March 27, 2022
As was the custom back in Britain, taverns were a place to eat, drink and sleep, and were typically one of the first businesses established in Upper Canadian settler communities. Fenelon Falls, like many other nascent villages, was privately owned by Robert Jameson and his business partner James Wallis (who built Maryboro Lodge). Both were younger sons from wealthy families, who would not inherit the family fortune back home, so they were seeking a way to maintain the social standing they had grown up accustomed to. The Jamesons’ family business needed no introduction. Robert was the grandson of John Jameson, whose whiskey was already world famous.
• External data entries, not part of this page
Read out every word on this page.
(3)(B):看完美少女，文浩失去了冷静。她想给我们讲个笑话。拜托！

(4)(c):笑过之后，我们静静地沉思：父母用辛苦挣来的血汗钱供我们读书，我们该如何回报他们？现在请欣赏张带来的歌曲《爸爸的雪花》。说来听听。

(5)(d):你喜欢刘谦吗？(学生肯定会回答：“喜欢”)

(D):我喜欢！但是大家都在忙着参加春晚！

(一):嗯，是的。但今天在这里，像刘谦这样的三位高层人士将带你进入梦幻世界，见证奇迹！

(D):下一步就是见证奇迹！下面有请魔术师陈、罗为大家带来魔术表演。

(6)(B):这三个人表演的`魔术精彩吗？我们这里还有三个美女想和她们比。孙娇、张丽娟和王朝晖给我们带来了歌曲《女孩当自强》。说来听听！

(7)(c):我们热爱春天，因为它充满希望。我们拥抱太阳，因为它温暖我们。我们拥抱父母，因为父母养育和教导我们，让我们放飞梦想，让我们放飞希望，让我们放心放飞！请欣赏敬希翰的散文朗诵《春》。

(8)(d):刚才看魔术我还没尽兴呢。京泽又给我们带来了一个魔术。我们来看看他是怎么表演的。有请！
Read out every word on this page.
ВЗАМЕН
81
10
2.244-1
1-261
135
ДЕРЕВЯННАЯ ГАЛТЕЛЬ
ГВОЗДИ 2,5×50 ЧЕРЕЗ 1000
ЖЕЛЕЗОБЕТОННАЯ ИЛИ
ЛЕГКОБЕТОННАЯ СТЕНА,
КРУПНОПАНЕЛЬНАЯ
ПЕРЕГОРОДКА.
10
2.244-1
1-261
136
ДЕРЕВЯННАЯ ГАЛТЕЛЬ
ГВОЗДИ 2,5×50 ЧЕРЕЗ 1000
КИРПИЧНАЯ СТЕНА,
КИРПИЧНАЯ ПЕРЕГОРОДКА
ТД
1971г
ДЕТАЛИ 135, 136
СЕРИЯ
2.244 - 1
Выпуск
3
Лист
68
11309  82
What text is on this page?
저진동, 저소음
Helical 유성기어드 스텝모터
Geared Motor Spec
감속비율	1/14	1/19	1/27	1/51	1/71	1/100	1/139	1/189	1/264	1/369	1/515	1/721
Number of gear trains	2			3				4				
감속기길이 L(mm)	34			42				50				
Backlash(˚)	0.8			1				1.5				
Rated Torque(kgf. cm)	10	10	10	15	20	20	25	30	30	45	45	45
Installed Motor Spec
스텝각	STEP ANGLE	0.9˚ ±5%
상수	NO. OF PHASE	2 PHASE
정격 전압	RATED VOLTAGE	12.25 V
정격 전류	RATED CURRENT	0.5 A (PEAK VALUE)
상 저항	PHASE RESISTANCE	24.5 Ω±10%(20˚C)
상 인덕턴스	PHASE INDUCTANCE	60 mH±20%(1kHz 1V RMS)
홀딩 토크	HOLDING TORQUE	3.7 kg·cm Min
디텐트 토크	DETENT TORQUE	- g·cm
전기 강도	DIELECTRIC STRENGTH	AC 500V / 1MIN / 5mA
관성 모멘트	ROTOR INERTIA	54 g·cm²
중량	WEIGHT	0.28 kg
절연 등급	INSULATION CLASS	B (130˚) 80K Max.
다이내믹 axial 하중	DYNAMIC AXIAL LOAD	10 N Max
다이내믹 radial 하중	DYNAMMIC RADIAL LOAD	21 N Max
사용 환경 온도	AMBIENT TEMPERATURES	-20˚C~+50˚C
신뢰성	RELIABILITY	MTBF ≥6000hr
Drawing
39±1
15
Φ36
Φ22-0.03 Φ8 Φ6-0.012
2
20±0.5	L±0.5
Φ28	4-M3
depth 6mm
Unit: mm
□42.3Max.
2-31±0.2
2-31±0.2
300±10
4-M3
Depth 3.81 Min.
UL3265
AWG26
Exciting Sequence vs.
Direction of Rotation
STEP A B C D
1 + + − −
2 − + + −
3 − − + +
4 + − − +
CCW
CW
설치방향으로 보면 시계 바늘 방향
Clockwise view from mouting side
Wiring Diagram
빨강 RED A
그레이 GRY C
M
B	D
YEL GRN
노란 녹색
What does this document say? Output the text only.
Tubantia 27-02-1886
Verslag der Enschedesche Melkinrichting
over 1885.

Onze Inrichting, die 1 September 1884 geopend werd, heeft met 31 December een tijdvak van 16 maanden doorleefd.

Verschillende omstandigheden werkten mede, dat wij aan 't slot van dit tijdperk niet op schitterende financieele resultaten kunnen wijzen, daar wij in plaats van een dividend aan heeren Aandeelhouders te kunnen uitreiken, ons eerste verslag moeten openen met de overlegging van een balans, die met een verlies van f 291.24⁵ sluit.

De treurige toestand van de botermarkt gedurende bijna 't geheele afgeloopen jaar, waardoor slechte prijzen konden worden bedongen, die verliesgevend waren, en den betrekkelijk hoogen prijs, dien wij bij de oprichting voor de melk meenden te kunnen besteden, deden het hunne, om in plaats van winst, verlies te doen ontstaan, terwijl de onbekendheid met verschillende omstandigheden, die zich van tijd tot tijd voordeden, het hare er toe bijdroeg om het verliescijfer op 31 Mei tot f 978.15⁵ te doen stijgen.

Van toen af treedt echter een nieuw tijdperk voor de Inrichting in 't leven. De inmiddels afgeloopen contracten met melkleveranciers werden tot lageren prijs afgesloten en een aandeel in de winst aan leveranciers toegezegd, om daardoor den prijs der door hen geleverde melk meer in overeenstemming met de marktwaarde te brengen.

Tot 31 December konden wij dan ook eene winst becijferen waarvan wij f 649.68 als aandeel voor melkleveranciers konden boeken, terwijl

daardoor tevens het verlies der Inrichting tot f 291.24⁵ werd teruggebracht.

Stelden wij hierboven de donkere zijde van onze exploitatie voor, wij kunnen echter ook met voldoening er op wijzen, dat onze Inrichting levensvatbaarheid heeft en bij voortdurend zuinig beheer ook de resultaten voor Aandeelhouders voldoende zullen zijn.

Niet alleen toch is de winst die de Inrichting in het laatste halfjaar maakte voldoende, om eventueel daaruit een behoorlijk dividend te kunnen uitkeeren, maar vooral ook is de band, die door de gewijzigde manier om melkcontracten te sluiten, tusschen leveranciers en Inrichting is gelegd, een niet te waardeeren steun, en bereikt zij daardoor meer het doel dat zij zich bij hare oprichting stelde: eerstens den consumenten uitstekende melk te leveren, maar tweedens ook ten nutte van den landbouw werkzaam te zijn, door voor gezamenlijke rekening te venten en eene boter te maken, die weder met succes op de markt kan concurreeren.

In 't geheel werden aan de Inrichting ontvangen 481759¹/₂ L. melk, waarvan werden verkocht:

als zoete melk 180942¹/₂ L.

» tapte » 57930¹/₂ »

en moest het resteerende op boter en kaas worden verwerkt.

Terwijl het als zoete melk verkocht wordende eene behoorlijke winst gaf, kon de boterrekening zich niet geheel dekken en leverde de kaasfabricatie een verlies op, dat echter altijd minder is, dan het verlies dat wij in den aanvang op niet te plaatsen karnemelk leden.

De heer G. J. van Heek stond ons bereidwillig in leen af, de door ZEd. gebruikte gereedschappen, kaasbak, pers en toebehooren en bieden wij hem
Jameson & Wallis’ business was land speculation, as they snapped up land from the government, hoping to resell it at a profit. They then developed community improvements, such as the mills and a tavern, hoping to attract settlers to the area, who hopefully would buy one of their parcels. However, there was no shortage of government land, so why would anybody buy their lots at a premium price?
In the end, Jameson & Wallis’ venture at Fenelon Falls completely unprofitable—they had been throwing good money after bad. But their misguided investments did help to get the community started. Both had to move on to other ventures.
Robert Jameson died before cameras became common and there is no known likeness of him. Back then, you would have to sit for a portrait for your image to be preserved. The only image of the tavern comes from an Anne Langton sketch.